3. Create Sequence Read Archive Submission
Go to the Sequence Read Archive Submission page: https://www.ncbi.nlm.nih.gov/Traces/sra_sub/sub.cgi?login=pda and click on Create new submission.
- Fill out the Submitter page if not already done.
- On the general info page enter the following information:
- Existing BioProject: Enter the PRNJA number (e.g. PRJNA445460) that was generated for the BioProject submission. (This will be visible when the BioProject submission has been processed)
- Biosample: Click on Yes to indicate that a BioSample submission has been completed.
- Release Date: Check either:
- Release immediately following processing or
- Release on specified date or upon publication, whichever is first and enter a Projected Release Date.
- Key Points to Note:
- bioproject_accession is the accession number for the BioProject that is provided when the BioProject submission processing has been completed.
- biosample_accession is the accession number for the Sample that is provided when the BioSample submission processing has been completed.

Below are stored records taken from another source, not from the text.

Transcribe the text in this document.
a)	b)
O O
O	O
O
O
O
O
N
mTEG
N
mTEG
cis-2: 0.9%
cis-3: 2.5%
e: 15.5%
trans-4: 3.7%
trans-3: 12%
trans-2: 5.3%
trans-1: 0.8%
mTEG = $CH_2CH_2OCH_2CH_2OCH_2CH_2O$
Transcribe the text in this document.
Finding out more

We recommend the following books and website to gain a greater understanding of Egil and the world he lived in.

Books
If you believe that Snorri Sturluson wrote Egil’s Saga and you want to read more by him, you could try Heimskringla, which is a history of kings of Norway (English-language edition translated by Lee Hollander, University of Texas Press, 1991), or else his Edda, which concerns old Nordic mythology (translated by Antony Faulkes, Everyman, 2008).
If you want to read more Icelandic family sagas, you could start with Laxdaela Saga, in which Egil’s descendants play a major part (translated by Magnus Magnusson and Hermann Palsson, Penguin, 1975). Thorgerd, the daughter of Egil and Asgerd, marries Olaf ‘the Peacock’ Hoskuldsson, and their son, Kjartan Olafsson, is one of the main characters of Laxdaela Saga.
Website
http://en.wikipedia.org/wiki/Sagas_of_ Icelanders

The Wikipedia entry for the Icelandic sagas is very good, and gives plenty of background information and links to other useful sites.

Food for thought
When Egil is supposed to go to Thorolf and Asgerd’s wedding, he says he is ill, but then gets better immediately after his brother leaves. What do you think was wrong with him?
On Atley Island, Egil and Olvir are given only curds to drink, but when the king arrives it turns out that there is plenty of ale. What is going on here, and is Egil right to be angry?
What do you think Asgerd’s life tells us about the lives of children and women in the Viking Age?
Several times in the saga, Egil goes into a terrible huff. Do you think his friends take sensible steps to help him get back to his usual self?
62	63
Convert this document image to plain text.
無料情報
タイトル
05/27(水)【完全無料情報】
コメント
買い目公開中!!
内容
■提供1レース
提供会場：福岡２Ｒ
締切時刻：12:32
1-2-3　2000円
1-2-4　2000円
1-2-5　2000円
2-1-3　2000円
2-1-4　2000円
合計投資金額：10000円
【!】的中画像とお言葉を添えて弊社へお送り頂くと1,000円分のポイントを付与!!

- All read files are considered to be part of one BioSample and are related by the BioSample accession number.
- library_id is set to the sampleID associated with the set of files contained in each compressed tgz file i.e. for paired reads, there will be two files per library_id.
- The file names given should be the uncompressed file names contained within the associated tar archive, i.e. fastq file names.
- To initiate the upload type a command of the following form:
- ~/.aspera/cli/bin/ascp -v -i ~/aspera_key_file/<your aspera key file name> -QT -l1000m -k1 -d ~/<submission_folder/ firstname.lastname@example.org:uploads/<your NCBI upload folder>/
- A progress indication will be displayed in the terminal window and a message will be displayed to indicate successful completion of the upload or an error message if the upload failed.
- Go back to the SRA Files page and click on the Select preload folder button and select the folder name that corresponds to your submission folder name e.g. SUB2900496.
- Tick the Autofinish submission check box. The NCBI system will begin processing the files that were uploaded. This can take many hours depending on the size of the uploaded files.
- When processing is complete, the accession numbers for the completed submission will become available. The SRP number is the study accession number that refers to the overall submission.